Tutti contro Bernie. I candidati democratici, nell’ultimo confronto televisivo che precede sabato 29 febbraio le primarie in South Carolina martedì 3 marzo il “Super Tuesday”, hanno preso di mira il vecchio Sanders. Il più a sinistra dei competitor. E non poteva essere diversamente, con i moderati sul palco che hanno tentato in tutti i modi di mettere in difficoltà il senatore socialista. Il motivo è evidente: il 78enne Sanders guida la “speciale classifica”. È lui il frontrunner lanciato nella corsa alla nomination. Mentre Elizabeth Warren, l’altra candidata progressista, non potendo colpire Sanders per l’agenda simile alla sua è tornata a sferzare Michael Bloomberg, con l’ex sindaco di New York che ha dovuto nuovamente incassare le accuse di sessismo e discriminazione sul luogo di lavoro. Ma anche quelle di aver fatto affari con la Cina e di non voler svelare le sue dichiarazioni fiscali. Il risultato è stata all’insegna del caos. Persino i moderatori del dibattito tivù hanno rischiato di perdere il controllo della situazione. Con la gioia del presidente Donald Trump e dei molti repubblicani che su Twitter hanno esultato per le divisioni all’interno del fronte avversario.

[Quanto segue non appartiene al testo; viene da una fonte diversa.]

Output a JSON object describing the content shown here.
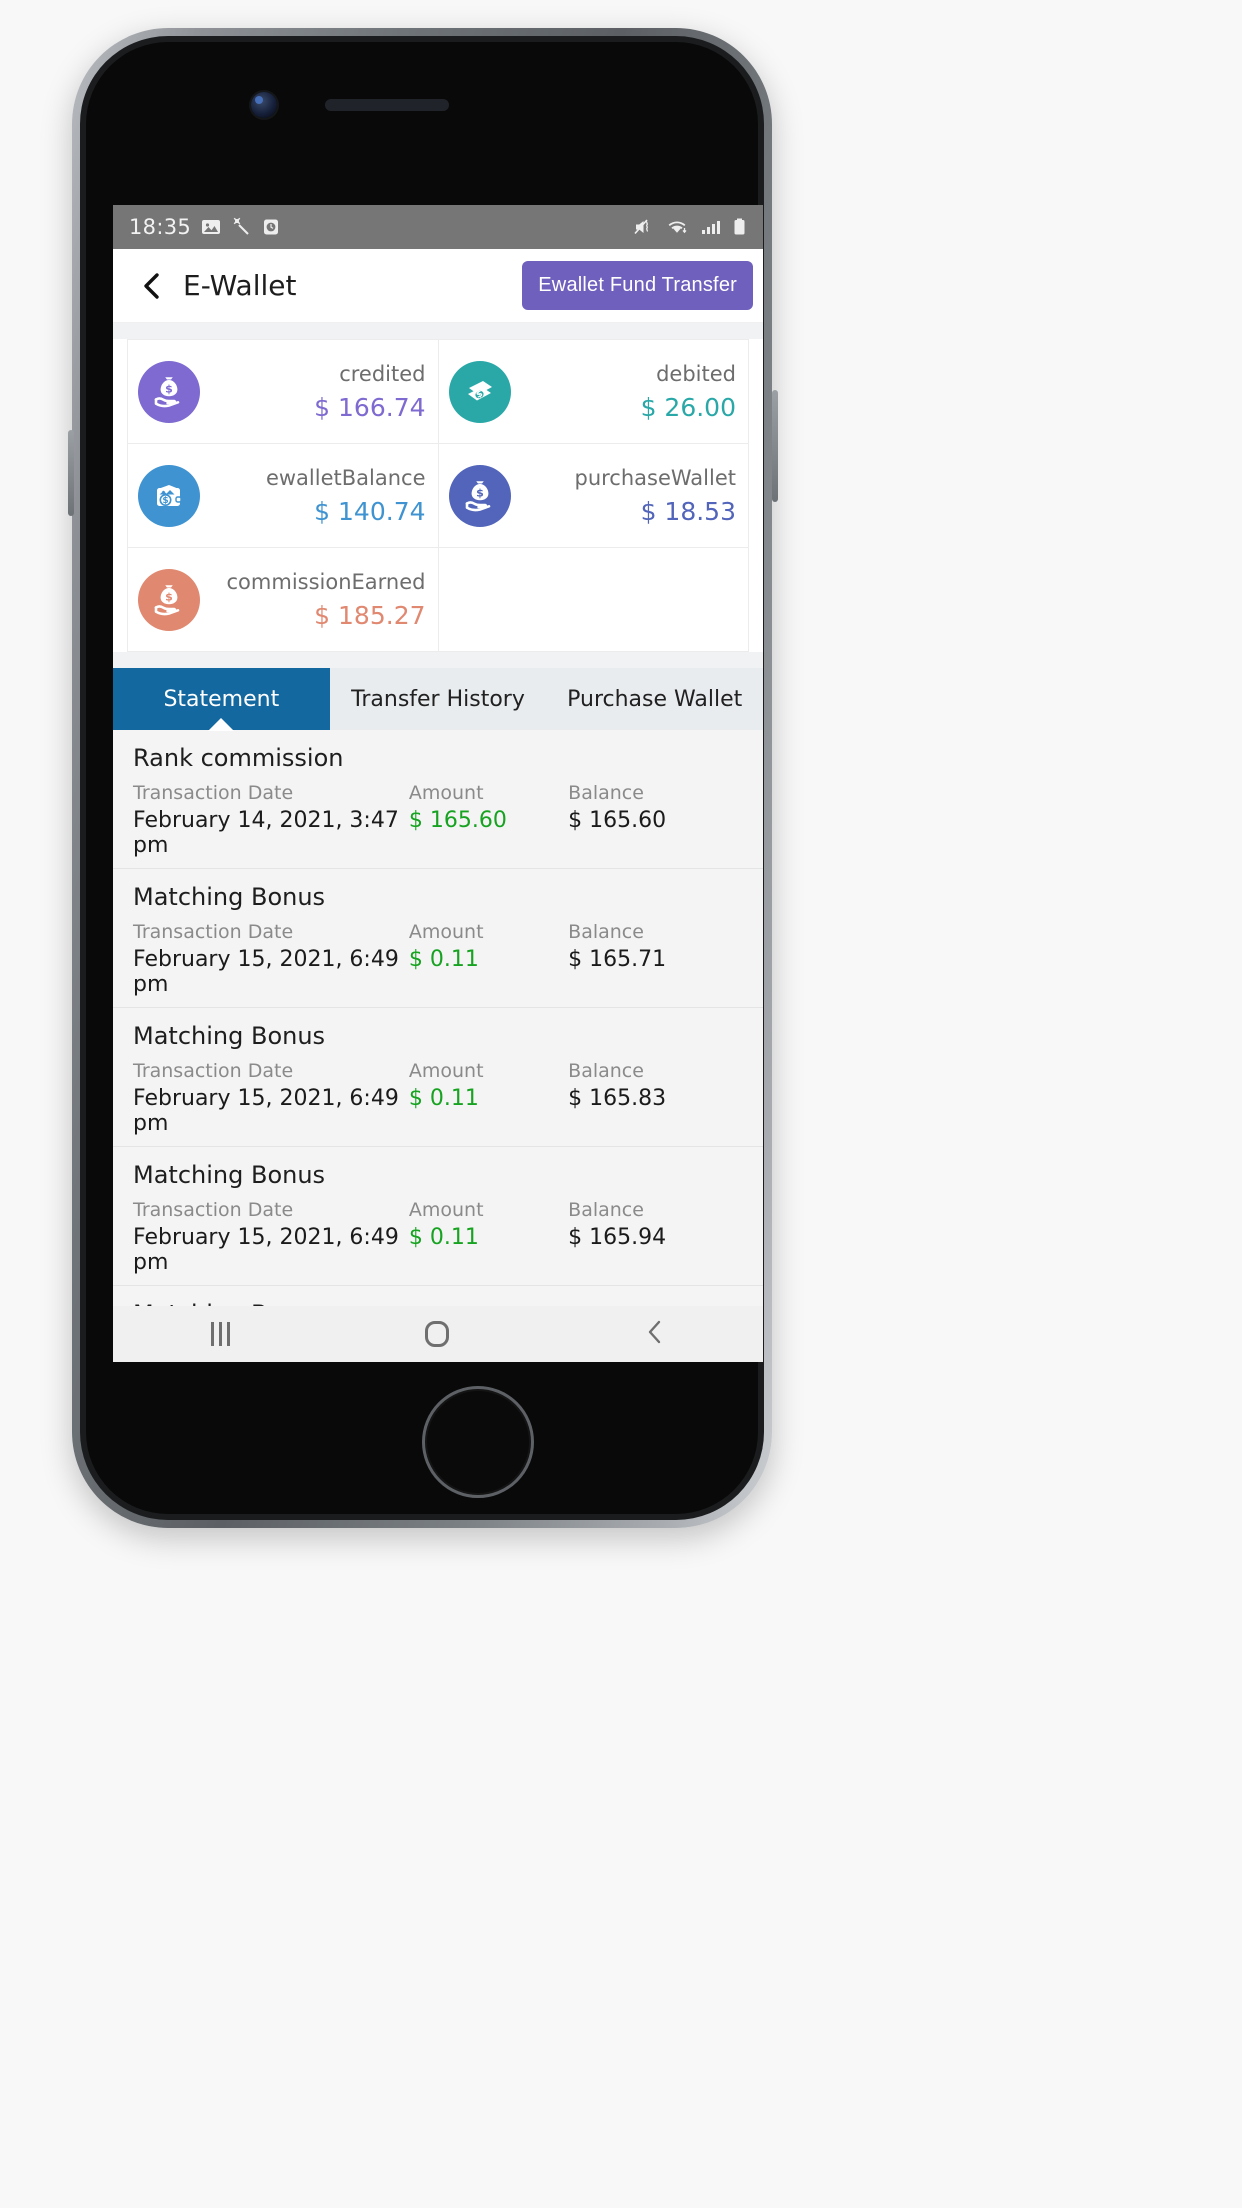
{
  "statusbar": {
    "time": "18:35",
    "left_icons": [
      "image-icon",
      "magic-wand-icon",
      "clock-icon"
    ],
    "right_icons": [
      "mute-vibrate-icon",
      "wifi-icon",
      "signal-icon",
      "battery-icon"
    ]
  },
  "header": {
    "back_icon": "back-chevron-icon",
    "title": "E-Wallet",
    "action_button": "Ewallet Fund Transfer",
    "action_color": "#6f60bd"
  },
  "stats": [
    {
      "label": "credited",
      "value": "$ 166.74",
      "color": "#7e6ad0",
      "icon": "money-bag-hand-icon"
    },
    {
      "label": "debited",
      "value": "$ 26.00",
      "color": "#2aa8a8",
      "icon": "cash-notes-icon"
    },
    {
      "label": "ewalletBalance",
      "value": "$ 140.74",
      "color": "#3f93d1",
      "icon": "wallet-icon"
    },
    {
      "label": "purchaseWallet",
      "value": "$ 18.53",
      "color": "#5265ba",
      "icon": "money-bag-hand-icon"
    },
    {
      "label": "commissionEarned",
      "value": "$ 185.27",
      "color": "#e08870",
      "icon": "money-bag-hand-icon"
    }
  ],
  "tabs": [
    {
      "label": "Statement",
      "active": true
    },
    {
      "label": "Transfer History",
      "active": false
    },
    {
      "label": "Purchase Wallet",
      "active": false
    }
  ],
  "columns": {
    "date": "Transaction Date",
    "amount": "Amount",
    "balance": "Balance"
  },
  "transactions": [
    {
      "title": "Rank commission",
      "date": "February 14, 2021, 3:47 pm",
      "amount": "$ 165.60",
      "balance": "$ 165.60"
    },
    {
      "title": "Matching Bonus",
      "date": "February 15, 2021, 6:49 pm",
      "amount": "$ 0.11",
      "balance": "$ 165.71"
    },
    {
      "title": "Matching Bonus",
      "date": "February 15, 2021, 6:49 pm",
      "amount": "$ 0.11",
      "balance": "$ 165.83"
    },
    {
      "title": "Matching Bonus",
      "date": "February 15, 2021, 6:49 pm",
      "amount": "$ 0.11",
      "balance": "$ 165.94"
    },
    {
      "title": "Matching Bonus",
      "date": "",
      "amount": "",
      "balance": ""
    }
  ],
  "navbar": {
    "recents": "recents-icon",
    "home": "home-icon",
    "back": "back-icon"
  }
}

Ora l’establishment del Partito democratico non nasconde preoccupazione. Le divisioni rischiano di favorire proprio il tycoon e la sua rielezione il prossimo 3 novembre, al momento appare quasi certa. E con Trump è andato in scena anche un duello a distanza sulla vicenda del coronavirus, dopo che le autorità sanitarie federali hanno messo in guardia da un’impennata dei casi quasi certa anche negli Usa. E se i candidati dem – uno dei pochi punti su cui si sono mostrati d’accordo – hanno attaccato la gestione dell’emergenza da parte dell’amministrazione Trump, accusandola anche di aver tagliato i fondi alla sanità, il presidente non ci ha pensato due volte e ha risposto in diretta su Twitter: “La mia amministrazione sta facendo un grande lavoro, compresa l’immediata chiusura dei nostri confini a certe aree del mondo. Una misura a cui i democratici erano contrari”.

Il risultato, ha aggiunto, è che finora negli Usa non c’è stata alcuna vittima. Sanders si è dovuto difendere dalle accuse di essere aiutato dalla Russia (“non è vero”) e di aver difeso la Cuba di Fidel Castro (“ho detto le stesse cose di Obama”), ma soprattutto dal portare avanti un’agenda progressista che rischia di far vincere nuovamente Donald Trump. “Putin vuole la rielezione di Trump ed è per questo la Russia ti sta aiutando”, ha attaccato un Bloomberg leggermente più efficace e a suo agio rispetto al precedente dibattito televisivo.

“Vi immaginate – ha aggiunto – i repubblicani moderati che votano per Sanders? E se non succede questo non si vince contro Trump”. Sulla stessa linea d’onda Pete Buttigieg: “Se la nomination andrà a Sanders avremo altri quattro anni di Donald Trump, lo speaker della Camera sarà repubblicano e i democratici non riusciranno a riconquistare il Senato. Non è solo la presidenza che conta”. In soccorso del senatore è arrivata la collega Warren: “L’agenda progressista è molto popolare. Noi parliamo di come costruire il futuro. È questo quello che conta”.

Più vivace del solito anche l’ex vicepresidente Joe Biden, che in South Carolina è ancora in testa ai sondaggi e si gioca già gran parte delle sue chance di proseguire la corsa. La sfida a Sanders è lanciata: “Sabato vincerò io, e conquisterò il voto degli afroamericani”, ha detto, nella speranza di ricompattare la grande alleanza che portò al trionfo di Barack Obama. Ma nei sondaggi Sanders, che già lo sovrasta a livello nazionale, è in gran rimonta e fa paura.